Вы сами собираете современное искусство?
Я помню, в какой-то момент я потратила целую зарплату на произведение моего ровесника, Хенри Хадсона, довольно популярного художника. Я думала: «Боже мой, что со мной происходит? Моей маме это не понравится». Но я испытала такое удовольствие, словно сделала что-то важное, и ни разу об этом не пожалела. С тех пор такое со мной случалось много раз. У меня уже места не хватает, я начинаю давать картины друзьям, мой офис тоже заполнен произведениями искусства, которые не помещаются в доме. Я очень люблю собирать искусство, но не могу назвать себя коллекционером. Коллекция моя очень разношерстная, она, скорее, основана на каких-то внутренних эмоциональных связях с каждым произведением. Она просто делает меня счастливой. У меня много фотографий: есть современные, а есть классика, например Уильям Эгглстоун. Литографии Люсьена Фрейда. Билл (Уильям) Кляйн. Из русских, конечно, Женя Антуфьев, я его верная поклонница.
Сейчас очень популярны онлайн-продажи. Ваша политика какая тут?
За этим — будущее. Очень многие аукционы не имеет смысла проводить офлайн, особенно это касается молодого или совсем недорогого искусства. Это очень удобно для многих участников арт-рынка, и здесь нет никакой проблемы. Я надеюсь, что в скором времени искусство все-таки станет такой же частью поп-культуры, как музыка. Меня поразило когда-то количество просмотров фрагмента из перформанса Марины Абрамович «В присутствии художника», проходившего в нью-йоркском МоМА, где она касается руки своего бывшего возлюбленного. 15 млн! Я не верю, что эти 15 млн просмотров сделали арт-профессионалы или люди, которые ежедневно интересуются искусством. Искусство вскрывает такие духовные глубины, которые подчас религия вскрыть не может. Я усматриваю здесь тенденцию к тому, что искусство становится все более и более популярным в массах, поэтому онлайн-аукционы тоже начнут удовлетворять спрос на недорогие работы, доступные многим людям.

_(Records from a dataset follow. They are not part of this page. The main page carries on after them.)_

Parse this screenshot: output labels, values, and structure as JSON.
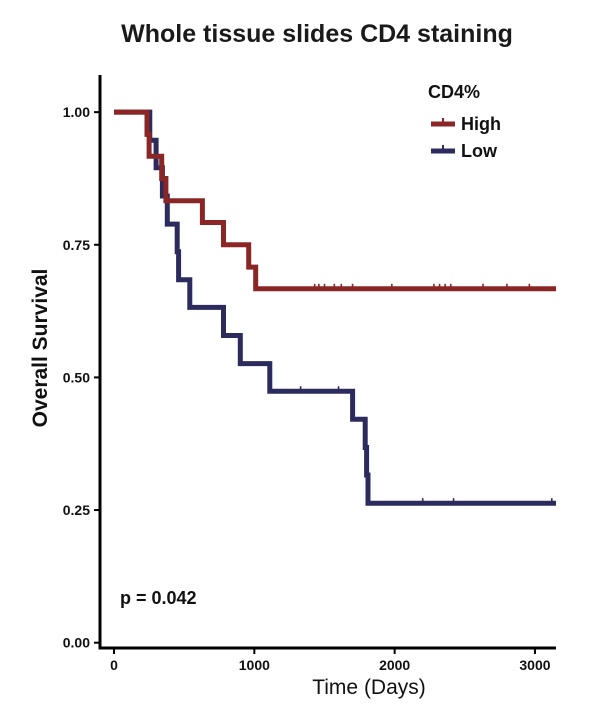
{
  "chart_data": {
    "type": "line",
    "subtype": "kaplan-meier",
    "title": "Whole tissue slides CD4 staining",
    "xlabel": "Time (Days)",
    "ylabel": "Overall Survival",
    "xlim": [
      -100,
      3150
    ],
    "ylim": [
      -0.01,
      1.07
    ],
    "xticks": [
      0,
      1000,
      2000,
      3000
    ],
    "xtick_labels": [
      "0",
      "1000",
      "2000",
      "3000"
    ],
    "yticks": [
      0,
      0.25,
      0.5,
      0.75,
      1.0
    ],
    "ytick_labels": [
      "0.00",
      "0.25",
      "0.50",
      "0.75",
      "1.00"
    ],
    "grid": false,
    "legend": {
      "title": "CD4%",
      "position": "top-right"
    },
    "annotation": "p = 0.042",
    "series": [
      {
        "name": "High",
        "color": "#8b2626",
        "steps": [
          [
            0,
            1.0
          ],
          [
            235,
            0.958
          ],
          [
            250,
            0.917
          ],
          [
            340,
            0.875
          ],
          [
            370,
            0.833
          ],
          [
            630,
            0.792
          ],
          [
            780,
            0.75
          ],
          [
            960,
            0.708
          ],
          [
            1010,
            0.667
          ],
          [
            3150,
            0.667
          ]
        ],
        "censored": [
          [
            1430,
            0.667
          ],
          [
            1460,
            0.667
          ],
          [
            1500,
            0.667
          ],
          [
            1570,
            0.667
          ],
          [
            1620,
            0.667
          ],
          [
            1700,
            0.667
          ],
          [
            1980,
            0.667
          ],
          [
            2280,
            0.667
          ],
          [
            2320,
            0.667
          ],
          [
            2360,
            0.667
          ],
          [
            2400,
            0.667
          ],
          [
            2630,
            0.667
          ],
          [
            2800,
            0.667
          ],
          [
            2960,
            0.667
          ]
        ]
      },
      {
        "name": "Low",
        "color": "#2b2b5e",
        "steps": [
          [
            0,
            1.0
          ],
          [
            255,
            0.947
          ],
          [
            300,
            0.895
          ],
          [
            345,
            0.842
          ],
          [
            380,
            0.789
          ],
          [
            450,
            0.737
          ],
          [
            460,
            0.684
          ],
          [
            540,
            0.632
          ],
          [
            780,
            0.579
          ],
          [
            900,
            0.526
          ],
          [
            1110,
            0.474
          ],
          [
            1700,
            0.421
          ],
          [
            1790,
            0.368
          ],
          [
            1800,
            0.316
          ],
          [
            1810,
            0.263
          ],
          [
            3150,
            0.263
          ]
        ],
        "censored": [
          [
            1330,
            0.474
          ],
          [
            1600,
            0.474
          ],
          [
            2200,
            0.263
          ],
          [
            2420,
            0.263
          ],
          [
            3120,
            0.263
          ]
        ]
      }
    ]
  }
}
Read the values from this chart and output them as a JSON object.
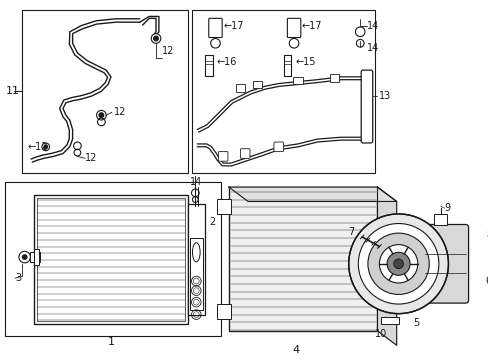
{
  "bg_color": "#ffffff",
  "line_color": "#1a1a1a",
  "fig_width": 4.89,
  "fig_height": 3.6,
  "dpi": 100
}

Есть мнение, что искусство должно оставаться элитарным, иначе оно выродится.
Есть очень много концептуального искусства, требующего объяснений, размышлений, определенной тонкости чувств, насмотренности, знания истории. Нельзя все сводить к одному. Настоящее, подлинное искусство может раскрываться на многих уровнях, для всех по-разному. Конечно, кроме подлинного искусства есть и мишура. Это очень интересная игра — вычислять, всматриваться, что является подлинным, что нет, что будет резонировать с мировой историей искусства, а что нет.